The curious works of Fort Worth modernist painter and instructor McKie Trotter (1918-1999) will be exhibited in Houston for the next few weeks, and they’re worth seeing if you happen to be down that way.
Williams Reaves Fine Art is featuring 29 of Trotter’s paintings, most reflecting his brilliance at combining abstraction and realism while exploring Texas landscapes in the 1950s and ’60s. The show offers a chance for art collectors to nab a Trotter and spread the word about this under-appreciated local artist.
Trotter became a painter and instructor in Fort Worth after he arrived in 1948 to teach at Texas Wesleyan University. He became chummy with Kelly Fearing and other local artists in a thriving art scene that would later be tagged the Fort Worth Circle.
Trotter’s work reflects the Circle’s influence as he explored cubism, abstraction, and surrealism at a time when most Texas artists were painting true-to-life representations of bluebonnets and live oaks.

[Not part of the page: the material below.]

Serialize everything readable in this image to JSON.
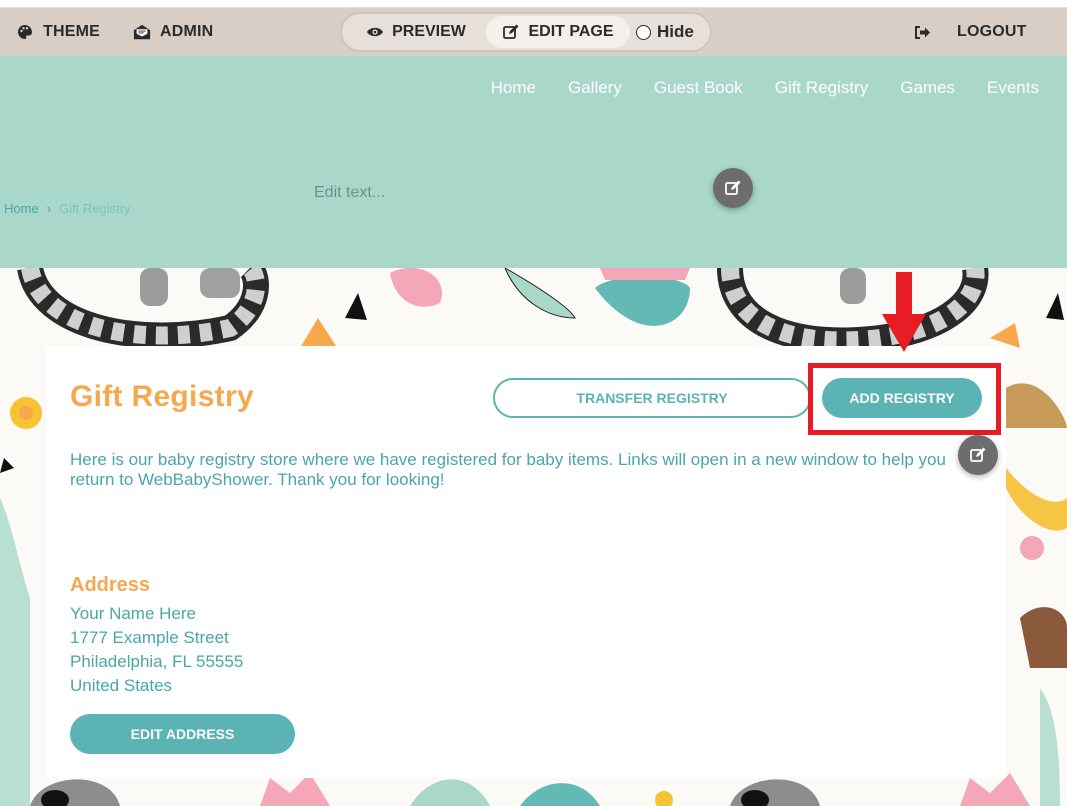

“He represents a transition from the Fort Worth Circle,” Reaves said. “He took that work and their style and moved it forward in the 1950s and ’60s and really represents a key artist in the modernist movement in the state.”
The gallery holds another two dozen Trotter paintings in its inventory.
The shows runs from January 15 to February 5 at William Reaves Fine Art, 2313 Brun St., Houston TX 77019.
(The author of this blog post owns no art work by Trotter).